A systematic review and metaanalysis of coronary artery CMR involving 24 reports and 1638 patients showed a pooled sensitivity of 89% (95% CI 63%–79%) and specificity of 72% (95% CI 63%–79%). The sensitivity of contrast-enhanced coronary artery CMR was higher (95% vs. 87% for noncontrast), and comparable with coronary MDCT. The specificity of 3 T coronary artery CMR was superior (83% vs. 68% for 1.5 T) as well as for whole heart acquisitions (78% vs. 57% for targeted acquisitions).
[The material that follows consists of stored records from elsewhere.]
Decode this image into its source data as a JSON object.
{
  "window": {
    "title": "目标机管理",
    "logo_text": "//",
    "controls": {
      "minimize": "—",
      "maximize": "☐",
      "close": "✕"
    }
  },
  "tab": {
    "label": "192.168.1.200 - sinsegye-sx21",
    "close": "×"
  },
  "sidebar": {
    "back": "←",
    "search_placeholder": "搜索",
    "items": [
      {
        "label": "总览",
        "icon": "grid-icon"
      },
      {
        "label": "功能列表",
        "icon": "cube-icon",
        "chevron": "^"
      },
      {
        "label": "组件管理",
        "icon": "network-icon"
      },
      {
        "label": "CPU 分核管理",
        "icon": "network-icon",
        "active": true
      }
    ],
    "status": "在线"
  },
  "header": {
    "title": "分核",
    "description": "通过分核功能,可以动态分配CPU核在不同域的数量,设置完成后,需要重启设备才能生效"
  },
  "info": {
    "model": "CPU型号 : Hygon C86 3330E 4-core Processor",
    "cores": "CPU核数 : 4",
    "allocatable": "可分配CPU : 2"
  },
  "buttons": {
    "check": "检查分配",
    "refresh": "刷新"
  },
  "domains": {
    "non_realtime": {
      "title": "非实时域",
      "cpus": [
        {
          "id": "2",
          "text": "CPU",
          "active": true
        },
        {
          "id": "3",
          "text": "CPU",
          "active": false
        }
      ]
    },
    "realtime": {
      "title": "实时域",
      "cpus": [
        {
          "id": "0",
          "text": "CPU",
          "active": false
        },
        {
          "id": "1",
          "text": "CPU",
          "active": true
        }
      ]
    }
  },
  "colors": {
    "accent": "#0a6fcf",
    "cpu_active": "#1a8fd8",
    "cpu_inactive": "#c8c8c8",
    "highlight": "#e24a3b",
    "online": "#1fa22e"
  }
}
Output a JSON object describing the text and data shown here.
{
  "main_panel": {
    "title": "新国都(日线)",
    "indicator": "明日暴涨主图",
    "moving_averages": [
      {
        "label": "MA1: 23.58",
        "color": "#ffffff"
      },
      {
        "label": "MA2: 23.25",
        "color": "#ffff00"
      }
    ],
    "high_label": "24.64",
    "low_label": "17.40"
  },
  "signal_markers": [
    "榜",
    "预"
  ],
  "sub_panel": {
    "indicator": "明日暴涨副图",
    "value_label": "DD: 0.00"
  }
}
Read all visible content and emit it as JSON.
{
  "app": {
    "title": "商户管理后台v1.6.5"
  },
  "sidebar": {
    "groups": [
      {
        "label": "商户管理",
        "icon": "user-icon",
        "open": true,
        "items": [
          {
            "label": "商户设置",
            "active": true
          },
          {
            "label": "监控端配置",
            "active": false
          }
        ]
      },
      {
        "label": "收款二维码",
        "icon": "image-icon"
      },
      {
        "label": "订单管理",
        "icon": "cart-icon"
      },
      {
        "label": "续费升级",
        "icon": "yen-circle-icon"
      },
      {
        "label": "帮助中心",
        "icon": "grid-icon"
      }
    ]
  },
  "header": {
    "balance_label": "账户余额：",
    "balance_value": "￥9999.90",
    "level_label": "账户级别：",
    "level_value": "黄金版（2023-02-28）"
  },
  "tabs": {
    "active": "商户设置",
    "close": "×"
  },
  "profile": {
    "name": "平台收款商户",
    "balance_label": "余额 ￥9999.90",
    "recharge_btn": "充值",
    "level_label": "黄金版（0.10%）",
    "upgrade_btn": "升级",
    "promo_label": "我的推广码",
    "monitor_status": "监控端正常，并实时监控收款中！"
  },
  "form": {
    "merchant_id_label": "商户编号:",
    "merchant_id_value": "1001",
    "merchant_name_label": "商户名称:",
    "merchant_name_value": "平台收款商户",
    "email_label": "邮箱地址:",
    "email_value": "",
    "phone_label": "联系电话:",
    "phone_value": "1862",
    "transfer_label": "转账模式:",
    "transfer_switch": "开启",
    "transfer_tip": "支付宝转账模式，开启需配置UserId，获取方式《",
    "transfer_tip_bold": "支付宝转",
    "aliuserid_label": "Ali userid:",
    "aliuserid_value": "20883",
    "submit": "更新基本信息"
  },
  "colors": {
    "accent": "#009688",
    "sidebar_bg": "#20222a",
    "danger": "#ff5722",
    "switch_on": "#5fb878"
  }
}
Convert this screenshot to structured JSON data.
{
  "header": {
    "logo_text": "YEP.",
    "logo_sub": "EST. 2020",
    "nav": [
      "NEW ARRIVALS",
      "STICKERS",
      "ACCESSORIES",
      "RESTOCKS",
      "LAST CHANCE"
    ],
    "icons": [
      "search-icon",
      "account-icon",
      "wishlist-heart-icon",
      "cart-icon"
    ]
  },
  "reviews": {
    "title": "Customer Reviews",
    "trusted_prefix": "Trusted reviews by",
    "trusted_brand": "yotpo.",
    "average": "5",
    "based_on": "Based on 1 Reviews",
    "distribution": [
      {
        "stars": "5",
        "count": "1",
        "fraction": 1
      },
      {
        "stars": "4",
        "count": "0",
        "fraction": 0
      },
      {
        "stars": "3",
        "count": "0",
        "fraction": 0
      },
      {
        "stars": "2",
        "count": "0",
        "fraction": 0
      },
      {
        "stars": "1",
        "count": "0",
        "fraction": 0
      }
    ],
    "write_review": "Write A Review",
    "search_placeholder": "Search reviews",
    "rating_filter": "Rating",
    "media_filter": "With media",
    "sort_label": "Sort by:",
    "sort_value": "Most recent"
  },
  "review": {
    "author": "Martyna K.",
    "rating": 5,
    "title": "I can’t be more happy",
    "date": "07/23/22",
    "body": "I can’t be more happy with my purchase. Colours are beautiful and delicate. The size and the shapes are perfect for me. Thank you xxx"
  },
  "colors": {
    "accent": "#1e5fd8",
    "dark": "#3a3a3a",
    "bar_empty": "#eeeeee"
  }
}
Comparison of Coronary Artery CMR and Other CMR Components
The multicenter Clinical Evaluation of Magnetic Resonance Imaging in Coronary Heart Disease (CE-MARC) study offered the unique opportunity to examine different components of the CMR examination (left ventricular function, myocardial perfusion, LGE, coronary artery imaging) for the detection of CAD ( Table 24.5 ) and suggests that coronary artery CMR image acquisition had the lowest technical success and offered no additional benefit for the detection of angiographic disease. A single center study by Heer et al. found that the combination of coronary artery CMR with adenosine stress perfusion improved overall accuracy from 78% to 92% for the detection of angiographically significant CAD. A 3T study by Zhang et al. involving 46 patients found the addition of contrast-enhanced coronary artery CMR resulted in higher sensitivity (100% vs. 76.5%) and accuracy (89% vs. 74%) with no change in specificity.